Improved quality of solutions for multiobjective spanning tree problem using distributed evolutionary algorithm

Abstract

The problem of computing spanning trees along with specific constraints has been studied in many forms. Most of the problem instances are NP-hard, and many approximation and stochastic algorithms which yield a single solution, have been proposed. Essentially, such problems are multi-objective in nature, and a major challenge to solving the problems is to capture possibly all the (representative) equivalent and diverse solutions at convergence. In this paper, we attempt to solve the generic multi-objective spanning tree (MOST) problem, in a novel way, using an evolutionary algorithm (EA). We consider, without loss of generality, edge-cost and diameter as the two objectives, and use a multiobjective evolutionary algorithm (MOEA) that produces diverse solutions without needing a priori knowledge of the solution space. We employ a distributed version of the algorithm and generate solutions from multiple tribes.

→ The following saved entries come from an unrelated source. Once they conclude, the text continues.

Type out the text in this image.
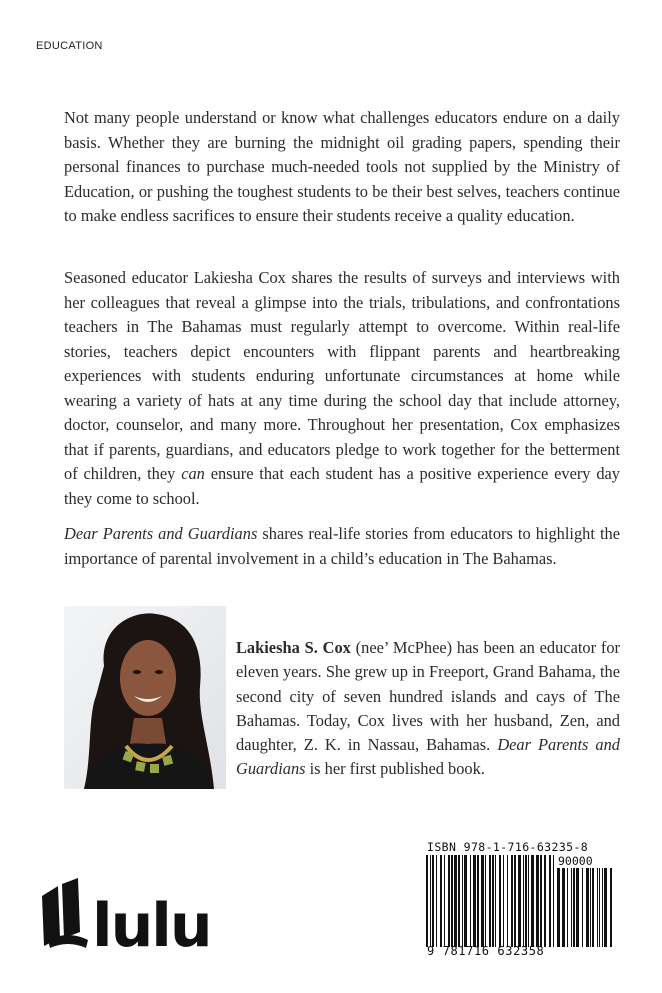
EDUCATION

Not many people understand or know what challenges educators endure on a daily basis. Whether they are burning the midnight oil grading papers, spending their personal finances to purchase much-needed tools not supplied by the Ministry of Education, or pushing the toughest students to be their best selves, teachers continue to make endless sacrifices to ensure their students receive a quality education.

Seasoned educator Lakiesha Cox shares the results of surveys and interviews with her colleagues that reveal a glimpse into the trials, tribulations, and confrontations teachers in The Bahamas must regularly attempt to overcome. Within real-life stories, teachers depict encounters with flippant parents and heartbreaking experiences with students enduring unfortunate circumstances at home while wearing a variety of hats at any time during the school day that include attorney, doctor, counselor, and many more. Throughout her presentation, Cox emphasizes that if parents, guardians, and educators pledge to work together for the betterment of children, they can ensure that each student has a positive experience every day they come to school.

Dear Parents and Guardians shares real-life stories from educators to highlight the importance of parental involvement in a child’s education in The Bahamas.

Lakiesha S. Cox (nee’ McPhee) has been an educator for eleven years. She grew up in Freeport, Grand Bahama, the second city of seven hundred islands and cays of The Bahamas. Today, Cox lives with her husband, Zen, and daughter, Z. K. in Nassau, Bahamas. Dear Parents and Guardians is her first published book.

lulu
ISBN 978-1-716-63235-8
90000
9 781716 632358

We use this approach for generating (near-) optimal spanning trees from benchmark data of different sizes. Since no experimental results are available for MOST, we consider two well known diameter-constrained spanning tree algorithms and modify them to generate a Pareto-front for comparison. Interestingly, we observe that none of the existing algorithms could provide good solutions in the entire range of the Pareto-front.